Advisor

Killilea, Alfred [faculty advisor, Department of Political Science]

Date

5-2007

Keywords

absurd; TechnoChrist; intermission

Abstract

This article or section or project is not written in the formal tone expected of an honors project. Please improve it or discuss changes on the talk page. See URI's guide to writing better articles for suggestions. For years, various groups have predicted the end of the world, usually a spiritual or nuclear armageddon. Religious groups have predicted the second coming, Hollywood directors have predicted devastating wars with artificial intelligence, and conspiracy theorists predicted Y2K, among others. But every year, the world keeps not ending (widely regarded by scholars as a good thing). And while the world may not end anytime soon, events have been in motion that could easily snowball into World War III, and with the widespread proliferation of nuclear weapons... This story takes place in the United States, depicting a country on the brink of falling apart due to external and internal conflicts.
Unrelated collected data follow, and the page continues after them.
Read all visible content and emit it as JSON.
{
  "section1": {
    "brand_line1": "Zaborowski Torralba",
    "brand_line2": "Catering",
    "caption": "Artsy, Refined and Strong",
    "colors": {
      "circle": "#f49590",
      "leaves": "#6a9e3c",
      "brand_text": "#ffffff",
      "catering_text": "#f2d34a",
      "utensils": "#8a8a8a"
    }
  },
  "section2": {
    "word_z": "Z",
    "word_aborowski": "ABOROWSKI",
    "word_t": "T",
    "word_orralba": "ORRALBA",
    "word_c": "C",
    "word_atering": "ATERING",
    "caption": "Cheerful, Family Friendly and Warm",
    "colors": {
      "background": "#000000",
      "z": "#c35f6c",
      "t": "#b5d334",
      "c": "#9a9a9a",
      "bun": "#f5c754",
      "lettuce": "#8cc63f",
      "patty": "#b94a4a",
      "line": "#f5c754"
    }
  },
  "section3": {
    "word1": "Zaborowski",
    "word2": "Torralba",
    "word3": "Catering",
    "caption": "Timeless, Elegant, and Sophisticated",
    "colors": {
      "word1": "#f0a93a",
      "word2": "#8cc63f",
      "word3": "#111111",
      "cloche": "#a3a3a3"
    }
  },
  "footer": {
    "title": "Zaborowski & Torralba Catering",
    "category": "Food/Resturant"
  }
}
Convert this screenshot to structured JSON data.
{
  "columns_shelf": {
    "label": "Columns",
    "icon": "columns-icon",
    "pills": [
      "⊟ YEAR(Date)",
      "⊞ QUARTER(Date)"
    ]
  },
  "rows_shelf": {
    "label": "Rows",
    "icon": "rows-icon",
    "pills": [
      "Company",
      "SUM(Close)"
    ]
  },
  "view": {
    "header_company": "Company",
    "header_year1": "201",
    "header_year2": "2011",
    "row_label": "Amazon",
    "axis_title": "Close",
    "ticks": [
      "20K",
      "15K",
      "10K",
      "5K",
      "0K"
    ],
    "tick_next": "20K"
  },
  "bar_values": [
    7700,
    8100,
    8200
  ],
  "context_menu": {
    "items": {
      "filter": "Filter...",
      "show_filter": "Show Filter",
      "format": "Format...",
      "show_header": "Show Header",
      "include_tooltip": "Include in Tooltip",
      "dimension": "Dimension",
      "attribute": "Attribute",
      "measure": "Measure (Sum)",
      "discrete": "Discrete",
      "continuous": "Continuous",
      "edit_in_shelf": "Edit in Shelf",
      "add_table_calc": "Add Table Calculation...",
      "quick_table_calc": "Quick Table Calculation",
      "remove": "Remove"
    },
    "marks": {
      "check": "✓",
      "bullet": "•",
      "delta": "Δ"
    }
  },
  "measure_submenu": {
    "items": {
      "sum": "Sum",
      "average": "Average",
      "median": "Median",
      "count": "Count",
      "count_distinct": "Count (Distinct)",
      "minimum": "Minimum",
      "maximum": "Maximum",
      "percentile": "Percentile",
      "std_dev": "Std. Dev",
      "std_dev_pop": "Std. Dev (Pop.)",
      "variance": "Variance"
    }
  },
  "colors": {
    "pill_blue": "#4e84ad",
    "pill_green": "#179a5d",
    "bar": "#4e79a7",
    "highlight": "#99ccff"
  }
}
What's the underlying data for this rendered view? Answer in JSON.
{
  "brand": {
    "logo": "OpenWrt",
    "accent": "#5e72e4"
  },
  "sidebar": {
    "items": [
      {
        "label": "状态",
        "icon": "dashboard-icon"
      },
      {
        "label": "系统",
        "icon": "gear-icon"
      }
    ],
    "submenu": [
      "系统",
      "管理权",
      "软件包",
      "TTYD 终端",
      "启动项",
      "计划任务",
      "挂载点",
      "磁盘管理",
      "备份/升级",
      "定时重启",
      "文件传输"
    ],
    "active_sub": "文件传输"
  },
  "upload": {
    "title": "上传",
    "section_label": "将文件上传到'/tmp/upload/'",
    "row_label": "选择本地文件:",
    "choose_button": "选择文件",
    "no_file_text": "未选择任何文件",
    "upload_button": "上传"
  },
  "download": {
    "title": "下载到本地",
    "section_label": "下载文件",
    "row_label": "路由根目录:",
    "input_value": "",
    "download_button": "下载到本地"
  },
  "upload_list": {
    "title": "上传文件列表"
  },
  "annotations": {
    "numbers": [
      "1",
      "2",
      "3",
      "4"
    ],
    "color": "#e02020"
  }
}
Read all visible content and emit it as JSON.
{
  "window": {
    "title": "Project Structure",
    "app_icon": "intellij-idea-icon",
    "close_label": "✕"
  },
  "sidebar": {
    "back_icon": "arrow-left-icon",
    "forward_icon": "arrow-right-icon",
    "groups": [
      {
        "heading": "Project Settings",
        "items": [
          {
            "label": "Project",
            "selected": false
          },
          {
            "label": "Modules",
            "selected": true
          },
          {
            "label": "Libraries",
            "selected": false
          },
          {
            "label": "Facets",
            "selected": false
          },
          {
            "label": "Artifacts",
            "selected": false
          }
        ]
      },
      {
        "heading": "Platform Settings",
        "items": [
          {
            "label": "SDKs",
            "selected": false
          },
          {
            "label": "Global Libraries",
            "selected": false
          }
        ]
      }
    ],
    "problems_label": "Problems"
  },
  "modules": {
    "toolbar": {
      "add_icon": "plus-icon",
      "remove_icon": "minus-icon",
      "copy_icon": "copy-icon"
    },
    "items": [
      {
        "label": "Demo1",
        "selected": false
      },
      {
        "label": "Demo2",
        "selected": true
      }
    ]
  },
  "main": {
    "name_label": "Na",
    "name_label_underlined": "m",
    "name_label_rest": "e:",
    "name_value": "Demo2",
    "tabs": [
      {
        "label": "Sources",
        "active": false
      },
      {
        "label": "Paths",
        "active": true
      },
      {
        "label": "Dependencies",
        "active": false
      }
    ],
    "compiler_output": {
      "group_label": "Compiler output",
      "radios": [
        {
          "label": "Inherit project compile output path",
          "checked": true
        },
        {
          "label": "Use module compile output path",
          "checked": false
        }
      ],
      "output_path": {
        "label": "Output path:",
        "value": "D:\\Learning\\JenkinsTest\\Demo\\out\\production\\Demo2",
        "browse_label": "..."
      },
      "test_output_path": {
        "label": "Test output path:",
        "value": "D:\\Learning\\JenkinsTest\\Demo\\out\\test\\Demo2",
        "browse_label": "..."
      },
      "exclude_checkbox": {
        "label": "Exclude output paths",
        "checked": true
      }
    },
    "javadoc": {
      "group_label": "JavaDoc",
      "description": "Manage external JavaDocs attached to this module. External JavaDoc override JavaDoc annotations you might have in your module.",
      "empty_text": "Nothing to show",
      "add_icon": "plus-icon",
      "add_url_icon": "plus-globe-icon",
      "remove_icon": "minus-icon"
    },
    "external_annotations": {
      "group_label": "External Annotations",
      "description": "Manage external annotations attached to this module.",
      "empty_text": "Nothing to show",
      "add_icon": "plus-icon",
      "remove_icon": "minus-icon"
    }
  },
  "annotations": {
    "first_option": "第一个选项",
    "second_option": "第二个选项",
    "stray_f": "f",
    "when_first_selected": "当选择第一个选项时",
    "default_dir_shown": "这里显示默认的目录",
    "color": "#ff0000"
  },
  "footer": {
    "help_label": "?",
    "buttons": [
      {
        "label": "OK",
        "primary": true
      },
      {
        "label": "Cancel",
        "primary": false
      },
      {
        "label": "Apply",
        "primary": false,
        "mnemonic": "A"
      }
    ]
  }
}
A fractured political system. A schism in the Republican Party. A divided judiciary. A news media which doesn’t report news. Widespread conflagration in the Middle East (worse than now). Domestic terrorism. An oil hungry China taking its place as a super power. But what would a neurotic bureaucrat wanna-be, minor campaign worker trapped in the middle of the snowball have to say? Find out as Brad Orleck, in this multi-titled work takes on some of the above themes and more, including the religious right, the draft, death and more in this comical, off beat tale of what our society might look like in twenty or thirty short years. This abstract is a stub. You can help Brad by expanding it.